What was it like to figure out this model?
Dr. Nathan Schwadron, head of the IBEX Science Operations Center, worked on this model with Dr. David McComas, Principal Investigator for the IBEX mission. How did Nathan feel when he first saw the results that showed that this model of the Ribbon actually produced features that looked very much like the images from IBEX? "Very relieved," he said. "I thought, ‘Wow, this thing might actually be right? Really?’"
Is this model the right one?
We cannot say for sure just yet. We need more data from IBEX to see how well the observed data fits with the features of the model. One major test for this model will be to see if the Ribbon changes in step with observed changes in the solar wind. If what we observe matches what the model predicts should happen to the Ribbon as the solar wind pressure changes, then that will go a long way toward validating the model. "This is a very distinctive event that shows almost in real time how mysteries of science are opened and then solved. I am not pretending that this is the ultimate solution. Nevertheless, I think we have taken a pretty large step in understanding the origins of the Ribbon," says Nathan.

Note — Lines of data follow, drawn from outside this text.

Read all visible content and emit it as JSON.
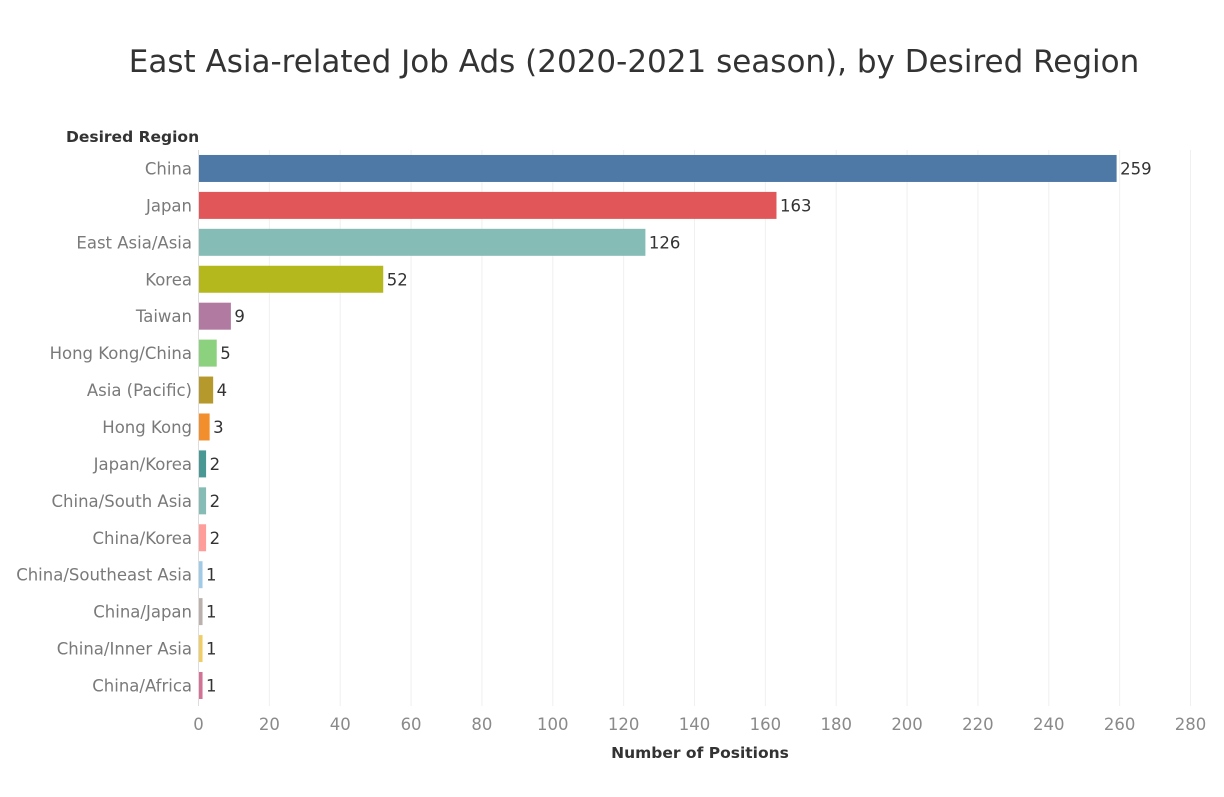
{
  "chart_data": {
    "type": "bar",
    "orientation": "horizontal",
    "title": "East Asia-related Job Ads (2020-2021 season), by Desired Region",
    "ylabel": "Desired Region",
    "xlabel": "Number of Positions",
    "categories": [
      "China",
      "Japan",
      "East Asia/Asia",
      "Korea",
      "Taiwan",
      "Hong Kong/China",
      "Asia (Pacific)",
      "Hong Kong",
      "Japan/Korea",
      "China/South Asia",
      "China/Korea",
      "China/Southeast Asia",
      "China/Japan",
      "China/Inner Asia",
      "China/Africa"
    ],
    "values": [
      259,
      163,
      126,
      52,
      9,
      5,
      4,
      3,
      2,
      2,
      2,
      1,
      1,
      1,
      1
    ],
    "colors": [
      "#4e79a7",
      "#e15759",
      "#86bcb6",
      "#b5b81d",
      "#b07aa1",
      "#8cd17d",
      "#b6992d",
      "#f28e2b",
      "#499894",
      "#86bcb6",
      "#ff9d9a",
      "#a0cbe8",
      "#bab0ac",
      "#f1ce63",
      "#d37295"
    ],
    "xlim": [
      0,
      280
    ],
    "xticks": [
      0,
      20,
      40,
      60,
      80,
      100,
      120,
      140,
      160,
      180,
      200,
      220,
      240,
      260,
      280
    ],
    "grid": true
  }
}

What is next for this model?
Nathan explains, "We can now can use the Ribbon as a bright marker in the sky giving us the direction of the interstellar magnetic field and its strength. We still have a lot of work to do, though. Our next step is to work out the details of the wave generation process, and in turn, figure out the implications of the structure of the Ribbon for understanding the structure of the heliopause and the area just outside the heliopause. Then, we need to understand how the local interstellar magnetic field varies with time. Understanding how all of these things affect the heliosphere is important so that we can better understand how the heliosphere protects us as a crucial barrier against dangerous cosmic rays coming in from other parts of the galaxy and elsewhere."